Updated on 11/6/17: Fixed bug preventing some from using heatmap function. Note: A bug appeared during the R Hangouts for Beginners October meeting on 10/3/17 which prevented many from being able to use the heatmap function. The cause of the bug was that a new version of the tidyverse (and perhaps plotly) packages were necessary (at least 1.1.1 for tidyverse). To resolve this, the package installation in the next step is no longer conditional. This simple change should fix the bug and the heatmap function should work for everyone if all the code below is run in the order presented.
# Install packages
install.packages("tidyverse", repos='http://cran.us.r-project.org')
install.packages("plotly", repos='http://cran.us.r-project.org')
# Load necessary packages
library(tidyverse)
library(plotly)
# Download data files from GitHub repository
download.file("https://github.com/haroldgil/SyS-tools/raw/master/data/syn_miss_fields.csv", "syn_miss_fields.csv")
syn_miss_fields = read_csv("syn_miss_fields.csv")
download.file("https://github.com/haroldgil/SyS-tools/raw/master/data/syn_miss_source.csv", "syn_miss_source.csv")
syn_miss_source = read_csv("syn_miss_source.csv")
dq_complete_plot <- function(data, by_var, title, miss = NULL, margin = NULL){
data_miss <- data %>% as_tibble() %>%
mutate_at(.vars=vars(-matches(by_var)), .funs=funs(replace(., . %in% miss, NA) %>% is.na)) %>%
group_by_(by_var) %>% summarize_all(.funs=funs(((1-mean(.))*100) %>% round(2)))
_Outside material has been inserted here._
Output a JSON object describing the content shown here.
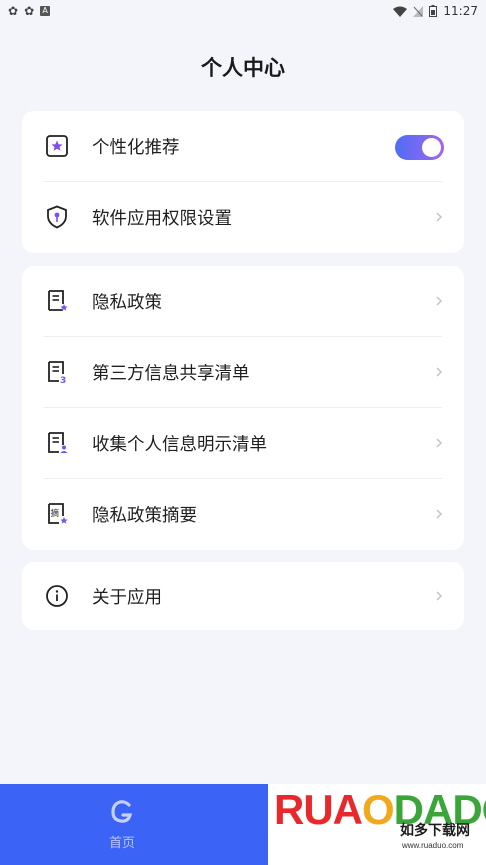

data_miss_mat <- data_miss %>% select_(paste("-", by_var, sep="")) %>% as.matrix() %>% t()
colnames(data_miss_mat) <- select(data_miss, by_var) %>% pull
rownames(data_miss_mat) <- setdiff(names(data_miss), by_var)
out_dq_plot <- plot_ly(
x = colnames(data_miss_mat),
y = rownames(data_miss_mat),
z = data_miss_mat,
colors = colorRamp(c("red", "yellow", "green")),
type = "heatmap"
) %>% colorbar(limits = c(0, 100)) %>%
layout(title = title, xaxis = list(title = NULL), yaxis = list(title = NULL), autosize = T, margin = margin)
return(out_dq_plot)
}
The function options for dq_complete_plot() are:
data: the dataset.by_var: the variable to stratify by.title: title for your plot.miss [Optional]: an atomic vector listing what values to classify as missing (besides NA which will count as missing by default). Example: miss = c(" “,”blank“,”missing“,”X“).margins [Optional]: a list with margin (l:left, r:right, b:bottom, t:top) and padding sizes specified in pixels. Example: margin = list(l = 200, r = 50, b = 100, t = 25, pad = 4).Now let’s use it.
dq_complete_plot(data = syn_miss_fields, by_var = "Source", title = "Percent Completeness of Fields by Source")
Notice that the Initial.Temperature and City fields are missing about 20-25% of their values for all data sources. It’s a little harder to tell, but the Age field is also missing about 10% of its values across data sources. You can see the numerical percent completeness values by hovering over the corresponding square of the heatmap.
Let’s look at a different dataset. Let’s also specify the miss and margin options to see them at work.
dq_complete_plot(data = syn_miss_source, by_var = "Source", title = "Percent Completeness of Fields by Source", miss = c(" ", "X", "blank", "sorry, not sorry"), margin = list(l=150, r=50, b=100, t=25, pad=4))
In this dataset, you can see that something is up with data sources B and F. Initial.Temperature is also missing a bit of data like before. Note that by increasing the left margin size, we can now see the entire field names. Also note that if the dataset contained entries such as “X” or “blank”, those entries would count as missing values.